Imperative programming is a programming paradigm (way of designing a programming language) that describes computation in terms of the program state and statements that change the program state. In contrast, in declarative programming languages the program describes the desired results, and doesn’t specify changes to the state directly.
A more specialized definition of state is used in some computer programs that operate serially (sequentially) on streams of data, such as parsers, firewalls, communication protocols and encryption programs. Serial programs operate on the incoming data characters or packets sequentially, one at a time. In some of these programs, information about previous data characters or packets received is stored in variables and used to affect the processing of the current character or packet. This is called a “stateful protocol” and the data carried over from the previous processing cycle is called the “state”. In others, the program has no information about the previous data stream and starts “fresh” with each data input; this is called a “stateless protocol”.
Stateless protocol
In computing, a stateless protocol is a communications protocol that treats each request as an independent transaction that is unrelated to any previous request so that the communication consists of independent pairs of request and response. A stateless protocol does not require the server to retain session information or status about each communications partner for the duration of multiple requests. In contrast, a protocol that requires keeping of the internal state on the server is known as a stateful protocol.

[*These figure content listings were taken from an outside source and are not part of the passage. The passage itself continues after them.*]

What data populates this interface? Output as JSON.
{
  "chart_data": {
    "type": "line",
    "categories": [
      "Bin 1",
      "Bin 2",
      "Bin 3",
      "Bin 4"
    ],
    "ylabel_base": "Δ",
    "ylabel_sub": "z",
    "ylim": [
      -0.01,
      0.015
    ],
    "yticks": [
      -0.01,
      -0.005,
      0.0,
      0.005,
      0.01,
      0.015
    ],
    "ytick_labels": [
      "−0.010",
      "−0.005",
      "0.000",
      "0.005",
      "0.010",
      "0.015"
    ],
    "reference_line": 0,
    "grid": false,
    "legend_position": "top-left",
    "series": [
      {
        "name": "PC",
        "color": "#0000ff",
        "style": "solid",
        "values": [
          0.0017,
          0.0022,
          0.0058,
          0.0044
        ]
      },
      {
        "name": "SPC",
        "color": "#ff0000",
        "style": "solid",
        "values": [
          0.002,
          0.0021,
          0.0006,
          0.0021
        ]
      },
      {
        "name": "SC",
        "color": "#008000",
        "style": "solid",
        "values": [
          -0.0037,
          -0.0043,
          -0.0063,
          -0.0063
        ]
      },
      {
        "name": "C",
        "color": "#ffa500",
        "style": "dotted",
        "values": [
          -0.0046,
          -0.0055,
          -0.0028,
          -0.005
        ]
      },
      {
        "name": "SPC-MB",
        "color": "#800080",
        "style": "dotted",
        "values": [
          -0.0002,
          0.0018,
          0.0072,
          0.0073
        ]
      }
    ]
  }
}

Examples of stateless protocols include the Internet Protocol (IP), which is the foundation for the Internet, and the Hypertext Transfer Protocol (HTTP), which is the foundation of data communication for the World Wide Web.
The stateless design simplifies the server design because there is no need to dynamically allocate storage to deal with conversations in progress. If a client session dies in mid-transaction, no part of the system needs to be responsible for cleaning up the present state of the server. A disadvantage of statelessness is that it may be necessary to include additional information in every request, and this extra information will need to be interpreted by the server.
Examples
An example of a stateless protocol is HTTP,[1] meaning that each request message can be understood in isolation.
Contrast this with a traditional FTP server that conducts an interactive session with the user. During the session, a user is provided a means to be authenticated and set various variables (working directory, transfer mode), all stored on the server as part of the user’s state.
Stacking of stateless and stateful protocol layersEdit
There can be complex interactions between stateful and stateless protocols among different protocol layers. For example, HTTP is an example of a stateless protocol layered on top of TCP, a stateful protocol, which is layered on top of IP, another stateless protocol, which is routed on a network that employs BGP, another stateful protocol, to direct the IP packets riding on the network.
This stacking of layers continues even above HTTP. As a work-around for the lack of a session layer in HTTP, HTTP servers implement various session management methods,[2] typically utilizing a unique identifier in a cookie or parameter that allows the server to track requests originating from the same client, and effectively creating a stateful protocol on top of HTTP.
“state” is needed, when you need to remember something. Functions (not “methods” or whatever) ideally only depend on their inputs. If you ask a question where the answer can change over time, even if the inputs are the same, you need something to remember that difference in the answer, correct? Otherwise, you are unable to give a different answer because no other factors have changed (let’s assume the answer does not depend on time directly).
That “thing/information” that you need to remember is called “state”.
(it is not requiered that this “state” changes over time, it’s basically just a way to say “remembering/knowing something”)
I think this is the best answer, if rephrased to be intelligible to a nonprogrammer. Say: all activities handle things and/or information. This happens in three ways: 1) any activity may take or use or read something: its input; 2) it may produce or write something: its output; 3) while in progress it may hold, keep, memorize, store something: its state. For most computer programs, all input, output and state consists of information, while for other types of activities (say, cooking) physical objects are usually involved as well.
State is information your program manipulates to accomplish some task. It is data or information that gets changed or manipulated throughout the runtime of a program. The “state” of a program at a given time refers to a snapshot of all the data the program is currently looking at or analyzing to get to the next step in it’s execution.